For three years, Bryan Weaver has been elected chair of the Adams Morgan advisory neighborhood commission. That run came to an end on Jan. 6, when he lost his re-election bid by a 4-2 vote of his fellow commissioners.
Now LL doesn’t delve too often into such parochial affairs, but this particular internecine feud carries greater significance: Weaver is currently exploring a run against his councilmember, Ward 1’s Jim Graham. And replacing him as chair is Wilson Reynolds, whose day job happens to be as Graham’s constituent affairs director.
So did Boss Graham execute a ruthless power move to force a key neighborhood critic to the margins?
If so, he covered his tracks well. Graham’s spokesperson, Brian DeBose, says that “no one knew” about the move until the meeting. Reynolds says “absolutely not,” and a fellow commissioner, Nancy Shia, says that Graham had “nothing to do” with the ANC vote.
Not directly, anyway: “It hurt the commission for the chairman…to have such a contentious relationship with the councilmember. That happened long before he decided to run,” Shia says. “I believe in Rodney King: Why can’t we all just get along?”
Add to that some communications issues, she says: “Why did they think it was OK to win an election without asking anyone to vote for them?”
Weaver says he may not have actively solicited his colleagues’ votes, but he says none of the members mentioned any dissatisfaction with his continued tenure. He admits he charged hard and “was not the easiest of chairs to get along with,” but stands on his record of stepping up the commission’s activism and cleaning up its books (no small feat in ANC-dom).

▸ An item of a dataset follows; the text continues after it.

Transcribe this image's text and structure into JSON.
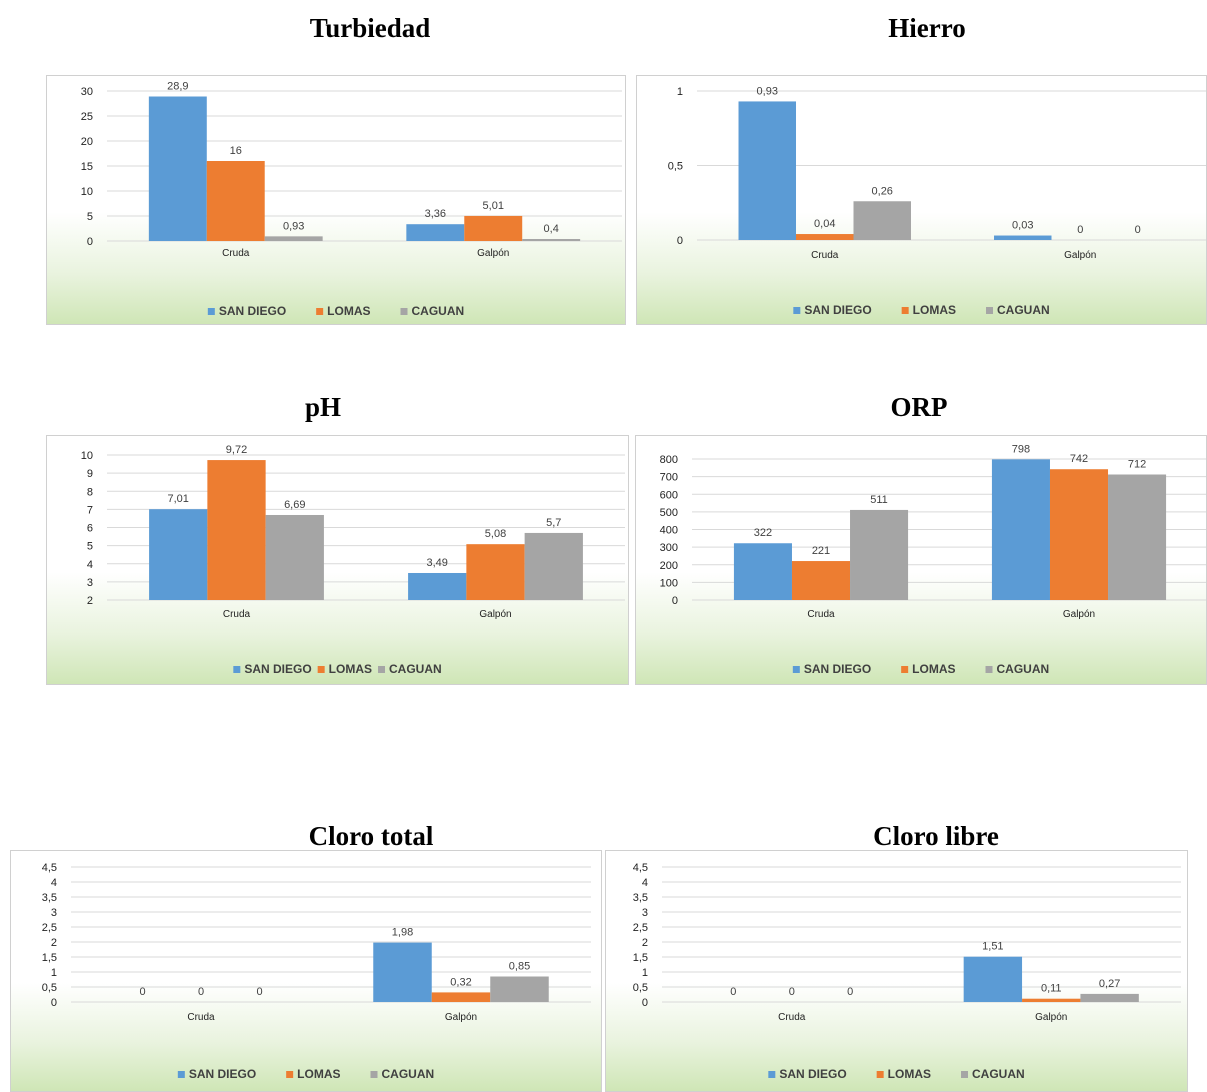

Not enough for Reynolds, Shia, and two other commissioners (all listed as Graham supporters on his campaign literature), who plotted an ambush. Weaver and his vice chair, Mindy Moretti, found out about their plan to unseat them not more than five minutes before the meeting began.
Though Weaver realized he didn’t have the votes, he went through with the roll call anyway. “I thought I would give them a certain amount of satisfaction in knocking me off and let them know that I’m not fazed by it,” he explains.